インドの物価とお給料と日本人の金銭感覚がずれていることについて

日本人によくある誤解。
「インドの物価は日本の約1/4〜1/3」と聞くと「じゃあ、日本での毎月の手取りが30万円だとしたら、インドでは自分は7.5万〜10万円はないと暮らせないんだな」と思ってしまうこと。せっかくインドでの仕事を見つけても給与額を見て「暮らしていけない」と思って見送る人がいたりします。

実はこれは大きな間違いで、インドでは日本ほど日常生活にお金がかかりません。大事なことなのでもう1回書きますが、インドでは日常生活を送る上では、日本の1/4も費用はかかりません。

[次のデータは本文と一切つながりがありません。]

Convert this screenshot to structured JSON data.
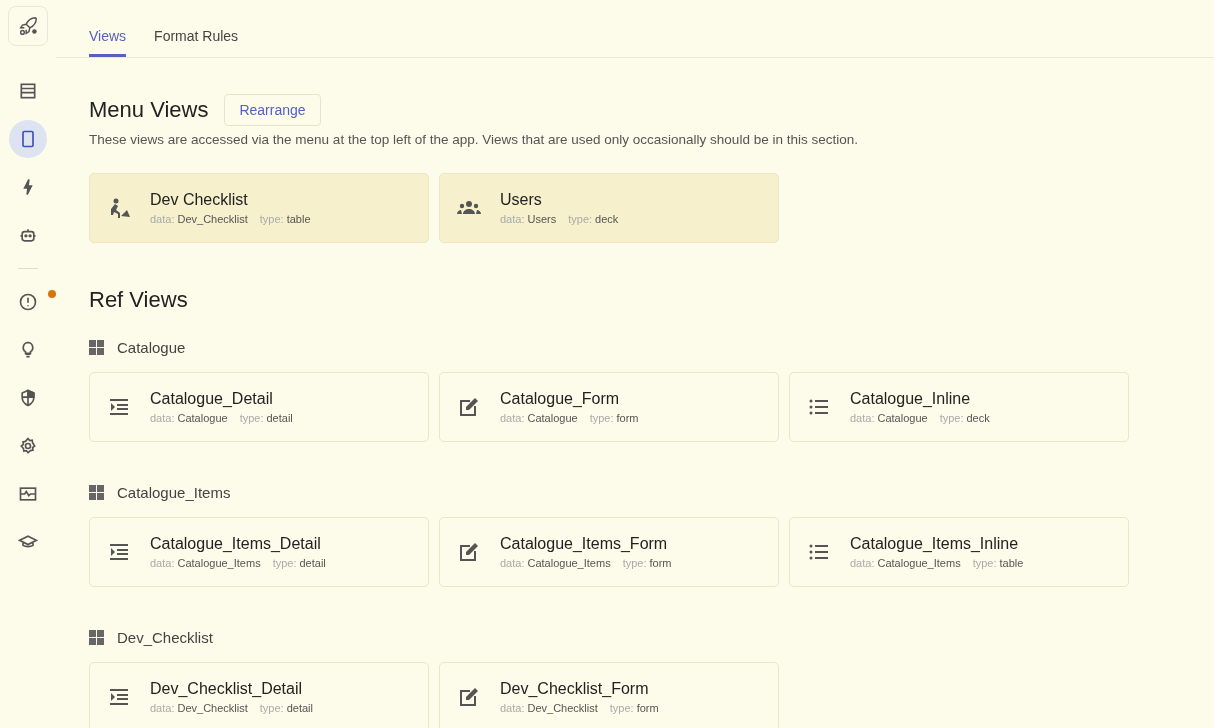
{
  "sidebar": {
    "items": [
      {
        "kind": "table",
        "selected": false,
        "badge": false
      },
      {
        "kind": "phone",
        "selected": true,
        "badge": false
      },
      {
        "kind": "bolt",
        "selected": false,
        "badge": false
      },
      {
        "kind": "robot",
        "selected": false,
        "badge": false
      },
      {
        "kind": "divider"
      },
      {
        "kind": "alert",
        "selected": false,
        "badge": true
      },
      {
        "kind": "bulb",
        "selected": false,
        "badge": false
      },
      {
        "kind": "shield",
        "selected": false,
        "badge": false
      },
      {
        "kind": "gear",
        "selected": false,
        "badge": false
      },
      {
        "kind": "monitor",
        "selected": false,
        "badge": false
      },
      {
        "kind": "cap",
        "selected": false,
        "badge": false
      }
    ]
  },
  "tabs": [
    {
      "label": "Views",
      "selected": true
    },
    {
      "label": "Format Rules",
      "selected": false
    }
  ],
  "menu_views": {
    "title": "Menu Views",
    "button": "Rearrange",
    "description": "These views are accessed via the menu at the top left of the app. Views that are used only occasionally should be in this section.",
    "cards": [
      {
        "kind": "worker",
        "name": "Dev Checklist",
        "data_label": "data:",
        "data": "Dev_Checklist",
        "type_label": "type:",
        "type": "table"
      },
      {
        "kind": "users",
        "name": "Users",
        "data_label": "data:",
        "data": "Users",
        "type_label": "type:",
        "type": "deck"
      }
    ]
  },
  "ref_views": {
    "title": "Ref Views",
    "groups": [
      {
        "name": "Catalogue",
        "cards": [
          {
            "kind": "detail",
            "name": "Catalogue_Detail",
            "data_label": "data:",
            "data": "Catalogue",
            "type_label": "type:",
            "type": "detail"
          },
          {
            "kind": "form",
            "name": "Catalogue_Form",
            "data_label": "data:",
            "data": "Catalogue",
            "type_label": "type:",
            "type": "form"
          },
          {
            "kind": "inline",
            "name": "Catalogue_Inline",
            "data_label": "data:",
            "data": "Catalogue",
            "type_label": "type:",
            "type": "deck"
          }
        ]
      },
      {
        "name": "Catalogue_Items",
        "cards": [
          {
            "kind": "detail",
            "name": "Catalogue_Items_Detail",
            "data_label": "data:",
            "data": "Catalogue_Items",
            "type_label": "type:",
            "type": "detail"
          },
          {
            "kind": "form",
            "name": "Catalogue_Items_Form",
            "data_label": "data:",
            "data": "Catalogue_Items",
            "type_label": "type:",
            "type": "form"
          },
          {
            "kind": "inline",
            "name": "Catalogue_Items_Inline",
            "data_label": "data:",
            "data": "Catalogue_Items",
            "type_label": "type:",
            "type": "table"
          }
        ]
      },
      {
        "name": "Dev_Checklist",
        "cards": [
          {
            "kind": "detail",
            "name": "Dev_Checklist_Detail",
            "data_label": "data:",
            "data": "Dev_Checklist",
            "type_label": "type:",
            "type": "detail"
          },
          {
            "kind": "form",
            "name": "Dev_Checklist_Form",
            "data_label": "data:",
            "data": "Dev_Checklist",
            "type_label": "type:",
            "type": "form"
          }
        ]
      }
    ]
  }
}
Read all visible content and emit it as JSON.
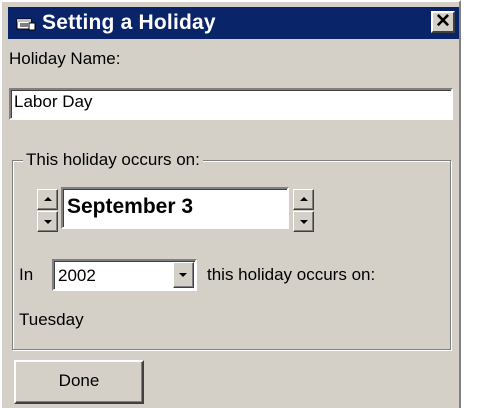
{
  "window": {
    "title": "Setting a Holiday",
    "icon": "calendar-window-icon",
    "close_glyph": "✕",
    "colors": {
      "titlebar": "#0a246a",
      "face": "#d4d0c8"
    }
  },
  "holiday_name": {
    "label": "Holiday Name:",
    "value": "Labor Day"
  },
  "occurs_group": {
    "legend": "This holiday occurs on:",
    "date_value": "September 3",
    "in_label": "In",
    "year_value": "2002",
    "occurs_on_label": "this holiday occurs on:",
    "weekday": "Tuesday"
  },
  "buttons": {
    "done_label": "Done"
  }
}
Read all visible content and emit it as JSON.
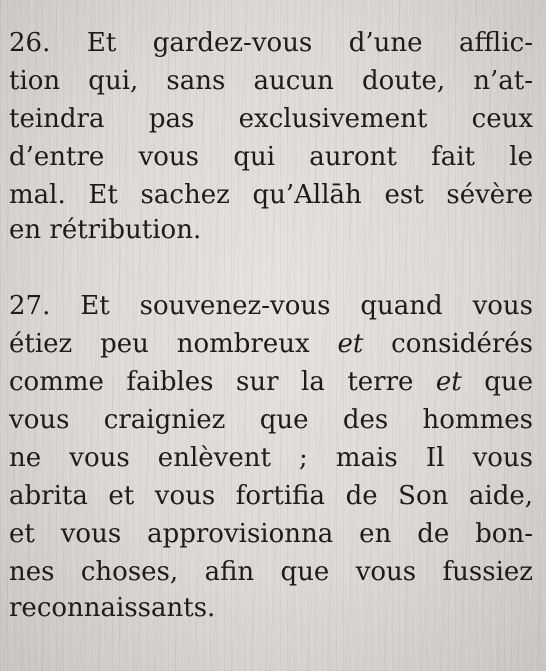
{
  "verse_26": {
    "lines": [
      "26. Et gardez-vous d’une afflic-",
      "tion qui, sans aucun doute, n’at-",
      "teindra pas exclusivement ceux",
      "d’entre vous qui auront fait le",
      "mal. Et sachez qu’Allāh est sévère",
      "en rétribution."
    ]
  },
  "verse_27": {
    "line_1": "27. Et souvenez-vous quand vous",
    "line_2": {
      "before": "étiez peu nombreux ",
      "italic": "et",
      "after": " considérés"
    },
    "line_3": {
      "before": "comme faibles sur la terre ",
      "italic": "et",
      "after": " que"
    },
    "line_4": "vous craigniez que des hommes",
    "line_5": "ne vous enlèvent ; mais Il vous",
    "line_6": "abrita et vous fortifia de Son aide,",
    "line_7": "et vous approvisionna en de bon-",
    "line_8": "nes choses, afin que vous fussiez",
    "line_9": "reconnaissants."
  }
}
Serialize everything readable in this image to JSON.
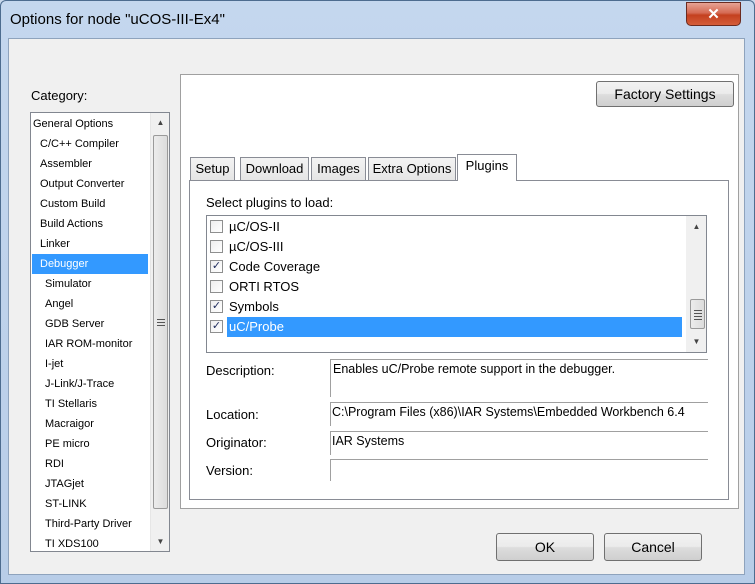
{
  "window": {
    "title": "Options for node \"uCOS-III-Ex4\"",
    "close_glyph": "✕"
  },
  "category": {
    "label": "Category:",
    "items": [
      {
        "label": "General Options",
        "indent": 0
      },
      {
        "label": "C/C++ Compiler",
        "indent": 1
      },
      {
        "label": "Assembler",
        "indent": 1
      },
      {
        "label": "Output Converter",
        "indent": 1
      },
      {
        "label": "Custom Build",
        "indent": 1
      },
      {
        "label": "Build Actions",
        "indent": 1
      },
      {
        "label": "Linker",
        "indent": 1
      },
      {
        "label": "Debugger",
        "indent": 1,
        "selected": true
      },
      {
        "label": "Simulator",
        "indent": 2
      },
      {
        "label": "Angel",
        "indent": 2
      },
      {
        "label": "GDB Server",
        "indent": 2
      },
      {
        "label": "IAR ROM-monitor",
        "indent": 2
      },
      {
        "label": "I-jet",
        "indent": 2
      },
      {
        "label": "J-Link/J-Trace",
        "indent": 2
      },
      {
        "label": "TI Stellaris",
        "indent": 2
      },
      {
        "label": "Macraigor",
        "indent": 2
      },
      {
        "label": "PE micro",
        "indent": 2
      },
      {
        "label": "RDI",
        "indent": 2
      },
      {
        "label": "JTAGjet",
        "indent": 2
      },
      {
        "label": "ST-LINK",
        "indent": 2
      },
      {
        "label": "Third-Party Driver",
        "indent": 2
      },
      {
        "label": "TI XDS100",
        "indent": 2
      }
    ]
  },
  "factory_settings_label": "Factory Settings",
  "tabs": [
    {
      "label": "Setup"
    },
    {
      "label": "Download"
    },
    {
      "label": "Images"
    },
    {
      "label": "Extra Options"
    },
    {
      "label": "Plugins",
      "active": true
    }
  ],
  "plugins": {
    "prompt": "Select plugins to load:",
    "items": [
      {
        "label": "µC/OS-II",
        "checked": false
      },
      {
        "label": "µC/OS-III",
        "checked": false
      },
      {
        "label": "Code Coverage",
        "checked": true
      },
      {
        "label": "ORTI RTOS",
        "checked": false
      },
      {
        "label": "Symbols",
        "checked": true
      },
      {
        "label": "uC/Probe",
        "checked": true,
        "selected": true
      }
    ]
  },
  "details": {
    "description_label": "Description:",
    "description_value": "Enables uC/Probe remote support in the debugger.",
    "location_label": "Location:",
    "location_value": "C:\\Program Files (x86)\\IAR Systems\\Embedded Workbench 6.4",
    "originator_label": "Originator:",
    "originator_value": "IAR Systems",
    "version_label": "Version:",
    "version_value": ""
  },
  "buttons": {
    "ok": "OK",
    "cancel": "Cancel"
  },
  "check_glyph": "✓",
  "colors": {
    "selection": "#3399ff",
    "close_button": "#c4401f"
  }
}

「じゃあ約1/4〜1/3っていうのは嘘かよ?」と短絡的に考えた方、それも間違いです。平均すると確かに1/3くらいになります。つまり、日常必需品や交通費などは非常に安いが、贅沢品・高級品(特に輸入品)がとても高いので平均すると1/3くらいになるというだけです。なので、高級品で何もかも固めてあくまで日本と同じ水準をあらゆる面でキープしようと思ったら、1/3以上かかることもあります。

でも高級品ってそんなに日常的に必要なものなんでしょうか?インドでは見栄などもはる必要ないですし、そもそも普通に会社勤めしていたら平日は忙しいはずですから、散財しまくる暇もないはず。週末たまに気晴らしにショッピングする程度なら完全に日本での出費の1/4以下に収まります(注:駐在員の方は日本人同士の付き合いもあってまた違うのかもしれません)。

参考までにインドのスーパーで日常必需品を買い物したときの金額を書いておきます(2010年現在。ムンバイの割と高い目のスーパーです。市場や地元のスーパーだとこれよりもっと安いです)。1ルピーは約2円。

名前 単位 金額
トマト 1kg 17ルピー
キャベツ 1kg 17ルピー
ピーマン 1kg 36ルピー
にんじん 1kg 24ルピー
さつまいも 1kg 24ルピー
コリアンダー(香菜) 1束 5ルピー
いか(生) 1kg 189ルピー
卵(レギュラーサイズ) 6個入 20ルピー
バレンシアオレンジ 1kg(約6個) 99ルピー
りんご(グラニースミス) 1kg(約5個) 165ルピー
カシューナッツ 100g 64ルピー
ケロッグコーンフレーク(スペシャルK) 140g 45ルピー
ミネラルウォーター 2リットル 22ルピー

インドだと、野菜だけ食べているベジタリアンだと本当に安くあがります(果物ではりんごや最高級のアルフォンソ・マンゴーなど高いものもありますが)。高いのは加工食品(輸入品)です。

自炊派ではなく、外食をしたとしても、レストランのレベルはピンキリなので、地元の人たちで賑わうレストランで50ルピー以下でおなかいっぱい食事をすることもできますし、ホテルの高級レストランで1500ルピー以上掛けて本格的なお寿司を食べることもできます。チャイなども道端のものとホテルのものでは50倍以上値段が違ったり。

要は同じものでもピンからキリまでの金額設定があるので、選択次第だということです。映画なども日本みたいに均一料金ではなく、安く見ようと思ったら安い映画館のチープな席(朝の回で見るとさらに安い)もありますし、リッチに行こうと思ったら、高級ふわふわシート・画面が見やすい最後列(インドでは後列ほど良い席)までバリエーションがあります。

自分は普段は自炊しながらコーヒーだけはおいしいものを飲む、そして同僚とたまに飲みに行ったり、遠出してちょっと良いレストランに出掛けるなどして、食生活にメリハリをつけています(貯金もできています)。インドでは日本にいるよりお金の使い出があるなあと感じるので、日本の1/4基準だけでインドでの物価や給与について簡単に判断してしまう人を見ると「来て暮らしてみたら本当のところがわかるのに…」と残念に思ってしまうのです。